Judy developed Royal’s 90 Day Strength Training Guide (Located in the resources section on our website) and implemented the lift test that we now require to be hired.

With elevated awareness around body positioning, strength training, and a new lift test, Judy dismantled the lifting barrier, decreased female turnover, and reduced the number of lifting injuries.

Since then, Royal has committe to futher removing this barrier, implementing powered gurneys across the fleet and has installed gyms at each station to further support team member fitness and well-being.

 Judy skillfully unloading a medical gurney from an ambulance, prepared for patient care.

But of course it didn’t stop there – focusing on fun, Judy started offering HIIT sessions at base and that was just the beginning.

“It turned out that a lot of people were craving the same things! I realized that focusing on fun programs meant that in a way, we were tending to our team’s mental health.”

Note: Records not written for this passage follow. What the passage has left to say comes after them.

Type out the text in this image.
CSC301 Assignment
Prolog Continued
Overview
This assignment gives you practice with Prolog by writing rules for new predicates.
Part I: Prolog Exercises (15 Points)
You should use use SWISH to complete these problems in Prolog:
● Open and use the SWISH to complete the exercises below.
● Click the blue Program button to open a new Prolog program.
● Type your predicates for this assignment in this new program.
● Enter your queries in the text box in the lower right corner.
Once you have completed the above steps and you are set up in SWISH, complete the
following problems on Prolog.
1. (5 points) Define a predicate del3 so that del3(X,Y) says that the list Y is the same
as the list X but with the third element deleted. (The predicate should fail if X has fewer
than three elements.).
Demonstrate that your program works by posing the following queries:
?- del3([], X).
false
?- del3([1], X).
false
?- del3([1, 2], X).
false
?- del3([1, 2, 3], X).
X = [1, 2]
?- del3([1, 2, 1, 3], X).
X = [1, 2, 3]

She began to think bigger, pivoting HIIT Classes into running and rock climbing clubs. “We (the team) needed to be together in a non-work environment, outside of the rigs, away from patients, where we could have fun and be ourselves.”

Judy confidently scaling a rock climbing wall at the gym, showcasing her strength and agility.

Looking at each of these programs from a top down view could easily afford a perspective of: “Ok those are nice” but where things really get interesting is the minutiae of it all. Individually these programs are good, but the details and connections in between them are what make them great.

“What we’re building is a peer-to-peer support system – and what I love about that is that it’s OUR thing, not an imposed mental health program”

Judy enjoying a moment of relaxation, holding a coffee cup at a local café.

Part of the challenge of being in any specialized career is communicating with your network outside of work. If you’re writing code at your job, it’s hard to talk to non-coders about that - The same is true in EMS.

The value of a peer-to-peer support network in EMS ie. community at work, is that if you see something traumatic happen, maybe you’re first on scene to a car crash, or have a hard conversation with the family of a patient, you can talk it out with someone who gets it.

Your romantic partner, your non-EMS friends, family members, even a professional therapist all require a level of explanation whereas your team members just understand.

Coming full circle, when you meet someone at Run Club, tackle a route together at the climbing gym, or play video games together – whatever it is, so long as it isn’t work – that’s a moment when people can communicate freely, be themselves, develop deeper relationships build those peer-to-peer relationships that are so critical to maintaining mental health in this industry.

Fostering those connections is how you build a culture of community and support.